Chris Cornell apparently didn’t like the production of their debut and I must say that, as someone who is really familiar with their ’90s efforts, this doesn’t sound like Soundgarden to me. Even Cornell himself doesn’t quite sound like himself. I’m not sure how much that can be blamed on the production, how much it can be blamed on changes in lineups and how much it can be blamed on the band members getting better at writing songs. Anyway…
I’ve always been amused when Kim Thayll claims that Soundgarden hated metal. I think he hated contemporary metal but clearly these guys just loved early metal (i.e. what might now call “hard rock” or even “classic rock). There are only a few American bands from the 1980s I can think of this in love with the British metal scene of the late ’60s and early ’70s. Fortunately they like other forms of music as well – hardcore punk in particular – which makes them sound much more like an alternative rock band than The Cult. There’s also a lot of musical competence here for a band influenced by punk and I think at least some of that has to be credited to Yamamoto, who is a pretty fantastic bass player.
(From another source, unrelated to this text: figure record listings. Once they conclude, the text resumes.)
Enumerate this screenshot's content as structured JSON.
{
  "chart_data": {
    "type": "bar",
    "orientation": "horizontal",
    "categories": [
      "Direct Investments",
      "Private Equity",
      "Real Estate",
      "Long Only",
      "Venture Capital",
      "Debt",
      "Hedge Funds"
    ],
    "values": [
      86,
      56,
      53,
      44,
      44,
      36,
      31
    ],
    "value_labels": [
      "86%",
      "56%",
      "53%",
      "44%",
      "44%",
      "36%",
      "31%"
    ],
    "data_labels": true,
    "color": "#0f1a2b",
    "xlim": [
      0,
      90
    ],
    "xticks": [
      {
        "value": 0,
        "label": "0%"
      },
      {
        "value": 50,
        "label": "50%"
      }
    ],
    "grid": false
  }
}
The songs are not as strong or as consistent on later records. And though I obviously cannot say whether or not the production managed to capture what they did actually sound like in 1988, I can say that the band absolutely got more ambitious in its arrangements later on, which further differentiated them from most of the other grunge bands. I definitely like later Soundgarden better, but there are aspects of this album I enjoy which disappeared later, so it’s nice to listen to it.
I also feel like there weren’t too many bands that sounded like this in 1988 – more metal than the other grunge and alternative rock bands and way more punk than any of the metal bands. (The more I think about it, the more I think about Jane’s Addiction as about the only comparable at the time, but they obviously sound very different on account of their unique lead singer, among other things.)